In the Afterward to his translation of his father’s novel, Michael Hofmann makes the claim that Hofmann senior had two main subjects: art and childhood, and that his later novels (of which Lichtenberg & the Little Flower Girl is an example) touched, to some extent, on both. Its title character, Georg Christoph Lichtenberg, is not a work of fiction, but a German physicist of the eighteenth century. Although a scientist, his fame perhaps mainly rests on his writing. Known as a satirist, he also kept ‘scrap’ books of quotations, sketches, reflections and so on, some of which were published after his death giving him a reputation as an aphorist. (Hofmann also reveals that many of these aphorisms are featured in the novel, though not all of them are genuine). The ‘little flower girl’, too, was a real person, Maria Stechard, whom Lichtenberg met when she was a child of thirteen. She soon moved in with him, and it is this relationship which lies at the centre of the novel.
Lichtenberg is already a focus of curiosity in Gottenberg as he was born with a hunchback:
“Stop, little chappie, they cried, and reached out their hands towards his hunchback.”
Hofmann returns to his treatment repeatedly – people turning round to look at him after they pass, discussing whether his hump is getting bigger or smaller – but the writer’s aim is not simply to elicit sympathy for his character. He is portrayed as vain, particularly in the way he dresses, and he is always on the look-out for attractive women:
“It lifted up the women’s skirts, that was the best thing about the wind. Lichtenberg went out onto the street to keek under a skirt or two. To see the odd ankle and calf, and maybe even a knee.”
When Lichtenberg first sees Maria she is selling flowers and he is immediately besotted:
“She is thirteen, and, I have to say, beautiful. I have never seen such a picture of beauty and gentleness.”
Certainly, his affection for her is genuine, but it is also physical. How should the reader fell about this? Maria’s age has led to comparisons with Lolita, though this rather ignores the very different settings and intentions, but one similarity is the way in which the style to some extent neutralises the predatory nature of the relationship. There is a lightness and liveliness to the narrative which we instinctively associate with Lichtenberg’s character. We see it in colloquial language such as ‘chappie’ and ‘keek’, but also in the short linking paragraphs (“And then?”) and the often exclamatory dialogue.

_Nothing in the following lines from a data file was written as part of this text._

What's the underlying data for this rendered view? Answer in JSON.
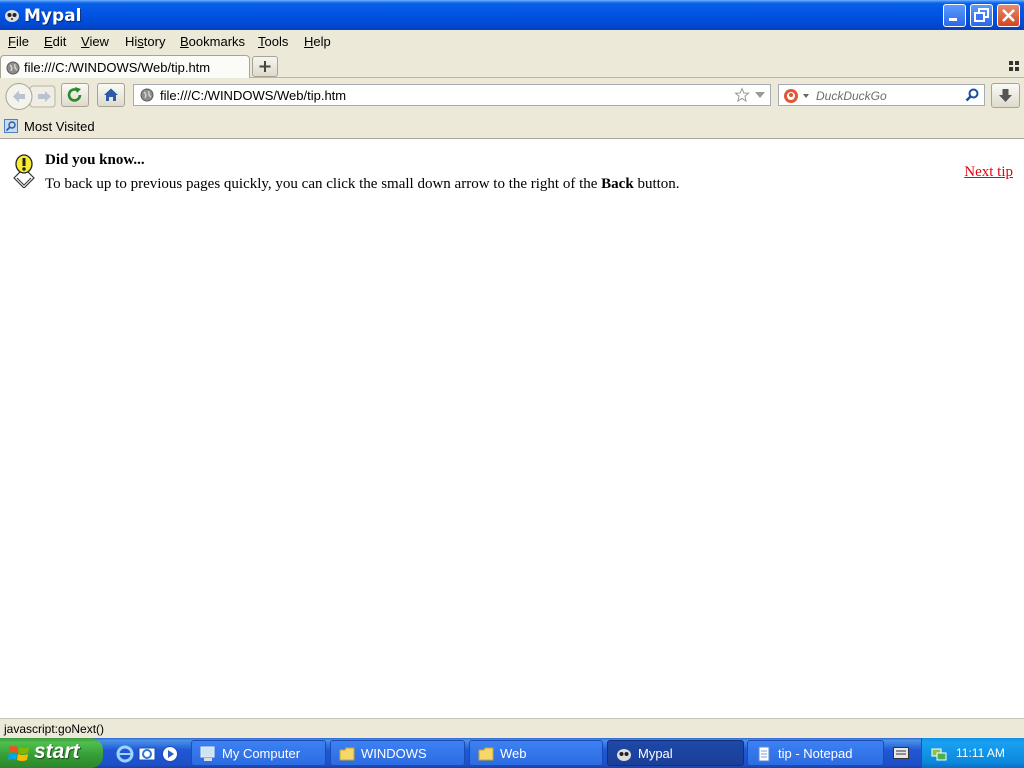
{
  "window": {
    "title": "Mypal"
  },
  "menu": [
    "File",
    "Edit",
    "View",
    "History",
    "Bookmarks",
    "Tools",
    "Help"
  ],
  "menu_accel": [
    "F",
    "E",
    "V",
    "s",
    "B",
    "T",
    "H"
  ],
  "tab": {
    "label": "file:///C:/WINDOWS/Web/tip.htm"
  },
  "navbar": {
    "url": "file:///C:/WINDOWS/Web/tip.htm",
    "search_placeholder": "DuckDuckGo"
  },
  "bookmarks": {
    "most_visited": "Most Visited"
  },
  "content": {
    "heading": "Did you know...",
    "body_before": "To back up to previous pages quickly, you can click the small down arrow to the right of the ",
    "body_bold": "Back",
    "body_after": " button.",
    "next_tip": "Next tip"
  },
  "status": "javascript:goNext()",
  "taskbar": {
    "start": "start",
    "tasks": [
      "My Computer",
      "WINDOWS",
      "Web",
      "Mypal",
      "tip - Notepad"
    ],
    "active_task": "Mypal",
    "clock": "11:11 AM"
  },
  "colors": {
    "link": "#e5000b",
    "title_bar": "#0054e3",
    "taskbar": "#2157d7",
    "start_button": "#37a037"
  }
}
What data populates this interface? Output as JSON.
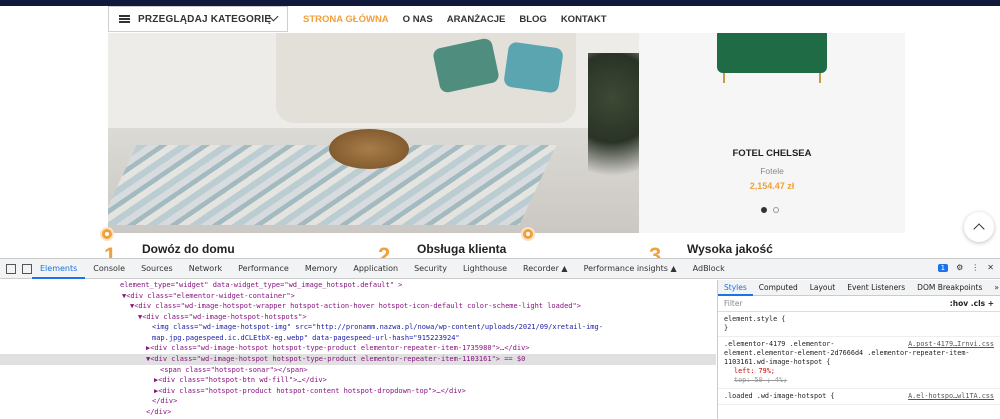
{
  "nav": {
    "categories_label": "PRZEGLĄDAJ KATEGORIĘ",
    "menu": [
      "STRONA GŁÓWNA",
      "O NAS",
      "ARANŻACJE",
      "BLOG",
      "KONTAKT"
    ],
    "accent": "#f0a03c"
  },
  "product": {
    "name": "FOTEL CHELSEA",
    "category": "Fotele",
    "price": "2,154.47 zł",
    "slides": 2,
    "active_slide": 1
  },
  "features": [
    {
      "num": "1",
      "title": "Dowóz do domu"
    },
    {
      "num": "2",
      "title": "Obsługa klienta"
    },
    {
      "num": "3",
      "title": "Wysoka jakość"
    }
  ],
  "devtools": {
    "tabs": [
      "Elements",
      "Console",
      "Sources",
      "Network",
      "Performance",
      "Memory",
      "Application",
      "Security",
      "Lighthouse",
      "Recorder ▲",
      "Performance insights ▲",
      "AdBlock"
    ],
    "active_tab": "Elements",
    "issues_count": "1",
    "styles_tabs": [
      "Styles",
      "Computed",
      "Layout",
      "Event Listeners",
      "DOM Breakpoints",
      "»"
    ],
    "filter_placeholder": "Filter",
    "filter_right": ":hov .cls +",
    "dom_lines": [
      "element_type=\"widget\" data-widget_type=\"wd_image_hotspot.default\" >",
      "▼<div class=\"elementor-widget-container\">",
      "▼<div class=\"wd-image-hotspot-wrapper hotspot-action-hover hotspot-icon-default color-scheme-light loaded\">",
      "▼<div class=\"wd-image-hotspot-hotspots\">",
      "<img class=\"wd-image-hotspot-img\" src=\"http://pronamm.nazwa.pl/nowa/wp-content/uploads/2021/09/xretail-img-map.jpg.pagespeed.ic.dCLEtbX-eg.webp\" data-pagespeed-url-hash=\"915223924\" onload=\"pagespeed.CriticalImages.checkImageForCriticality(this);\">",
      "▶<div class=\"wd-image-hotspot hotspot-type-product elementor-repeater-item-1735980\">…</div>",
      "▼<div class=\"wd-image-hotspot hotspot-type-product elementor-repeater-item-1103161\"> == $0",
      "<span class=\"hotspot-sonar\"></span>",
      "▶<div class=\"hotspot-btn wd-fill\">…</div>",
      "▶<div class=\"hotspot-product hotspot-content hotspot-dropdown-top\">…</div>",
      "</div>",
      "</div>"
    ],
    "css_rules": [
      {
        "selector": "element.style {",
        "body": "}",
        "source": ""
      },
      {
        "selector": ".elementor-4179 .elementor-element.elementor-element-2d7666d4 .elementor-repeater-item-1103161.wd-image-hotspot {",
        "body": "left: 79%;",
        "struck": "top: 50 ; 4%;",
        "source": "A.post-4179…Irnvi.css"
      },
      {
        "selector": ".loaded .wd-image-hotspot {",
        "body": "",
        "source": "A.el-hotspo…wl1TA.css"
      }
    ]
  }
}
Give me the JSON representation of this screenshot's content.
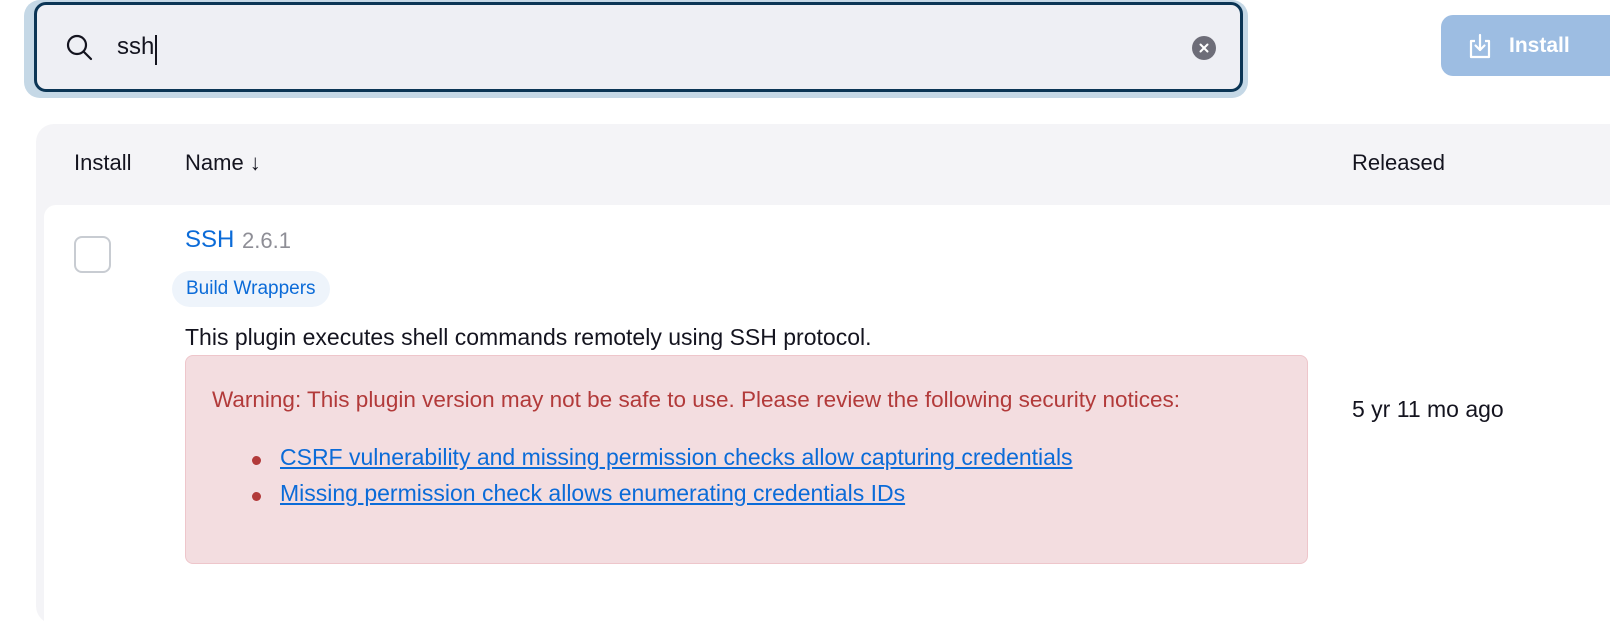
{
  "search": {
    "value": "ssh"
  },
  "toolbar": {
    "install_label": "Install"
  },
  "table": {
    "columns": {
      "install": "Install",
      "name": "Name ↓",
      "released": "Released"
    },
    "rows": [
      {
        "name": "SSH",
        "version": "2.6.1",
        "tag": "Build Wrappers",
        "description": "This plugin executes shell commands remotely using SSH protocol.",
        "warning": "Warning: This plugin version may not be safe to use. Please review the following security notices:",
        "notices": [
          "CSRF vulnerability and missing permission checks allow capturing credentials",
          "Missing permission check allows enumerating credentials IDs"
        ],
        "released": "5 yr 11 mo ago"
      }
    ]
  },
  "icons": {
    "search": "search-icon",
    "clear": "clear-icon",
    "install": "download-icon"
  },
  "colors": {
    "accent": "#0b6bd8",
    "warning_text": "#b23a3a",
    "warning_bg": "#f3dde0",
    "install_button": "#9dbde2"
  }
}
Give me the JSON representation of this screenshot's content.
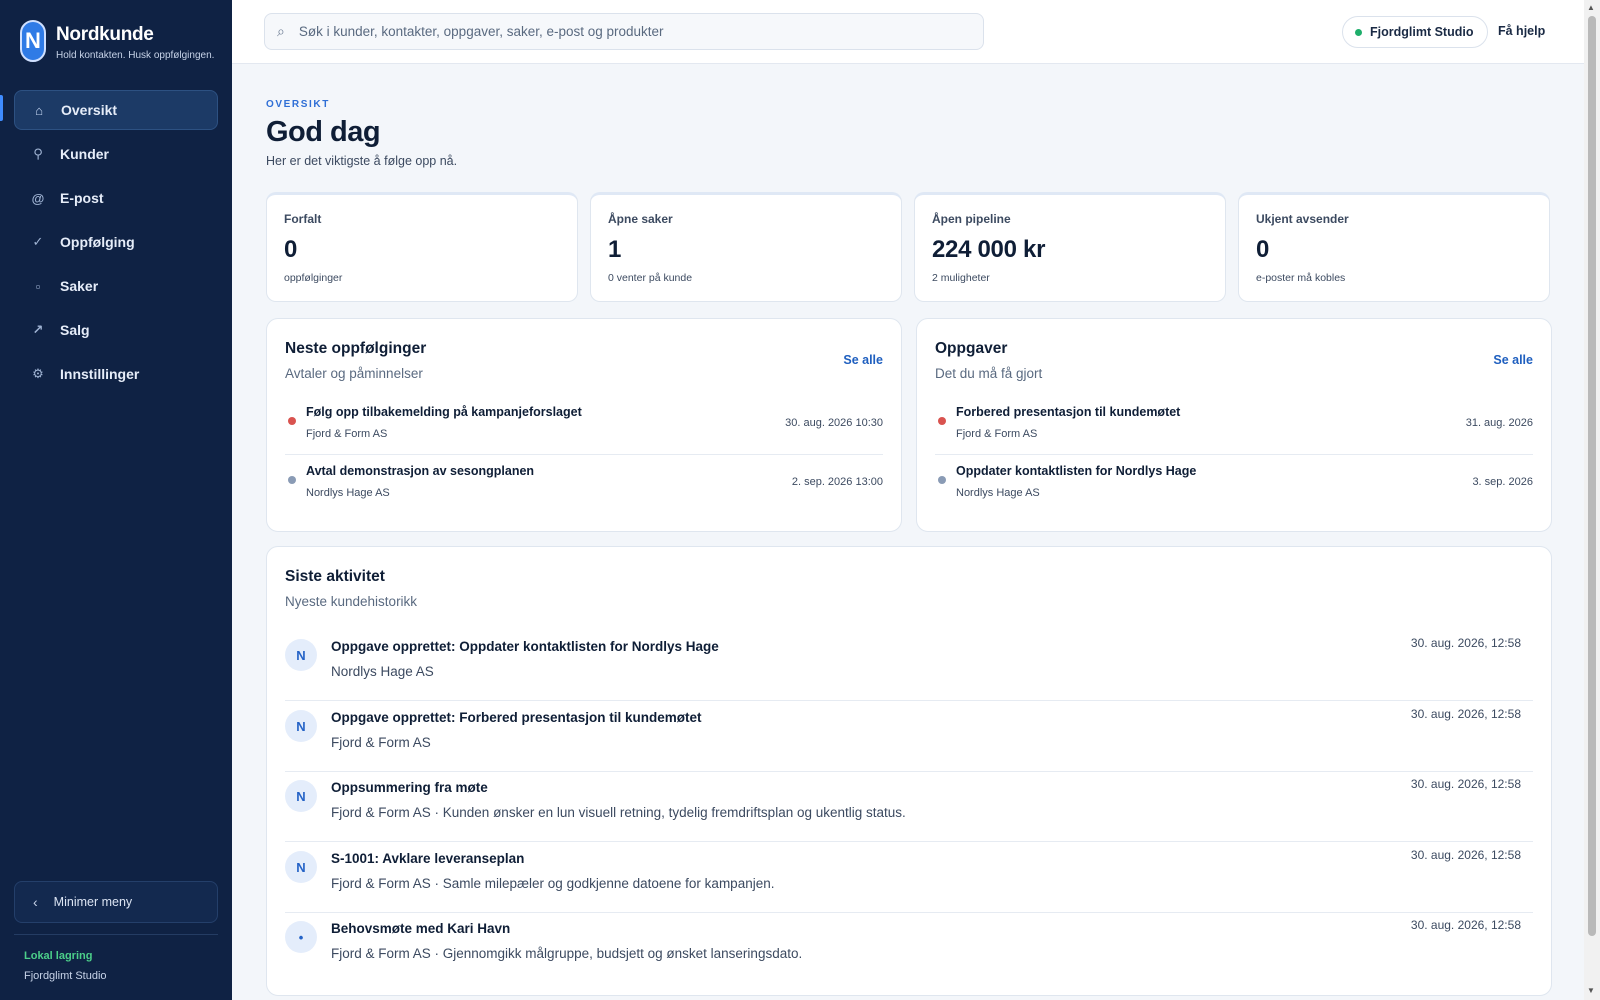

When Maria moves in, this is at first relayed by the choral (and prurient) voice of the town:
“Lucky so and so! It must be the hunchback that does it! But what will he do with that little slip of a thing?”
Far from presenting Maria as a woman, or even an adolescent, Hofmann is clear she is a child:
“The child thanked him for her food and drink, and then she ran off into her room.”
Even when he first sees her naked, Hofmann is at pains to point out her physical immaturity:
“Her breasts were hardly worth mentioning. They hadn’t yet begun.”
The development of their relationship into a sexual one, however, is a slow process – it is a few weeks before “When they happened to touch now she didn’t straightaway shrink back.” In some ways, Lichtenberg is as innocent as she is:
“He had never yet undressed a girl, he needed to learn how it was done.”
These different versions of innocence bring them together. Lichtenberg is also careful to keep his home life separate from his professional life. Always aware of his deformity, he can be jealous, and Maria remains hidden for others in the early part of their relationship. While he thinks of traveling together (“We’ll go out into the world, she’d be happy with that.”) it never happens, in part because he has all the happiness he needs at home. The novel covers only their relationship – it is not a biography of Lichtenberg. Its tone both manages to suggest a lightness in which all such relationships need not be taken too seriously, while at the same time insisting on the depth of feeling involved. It is an unusual book but one which it is difficult not to be moved by.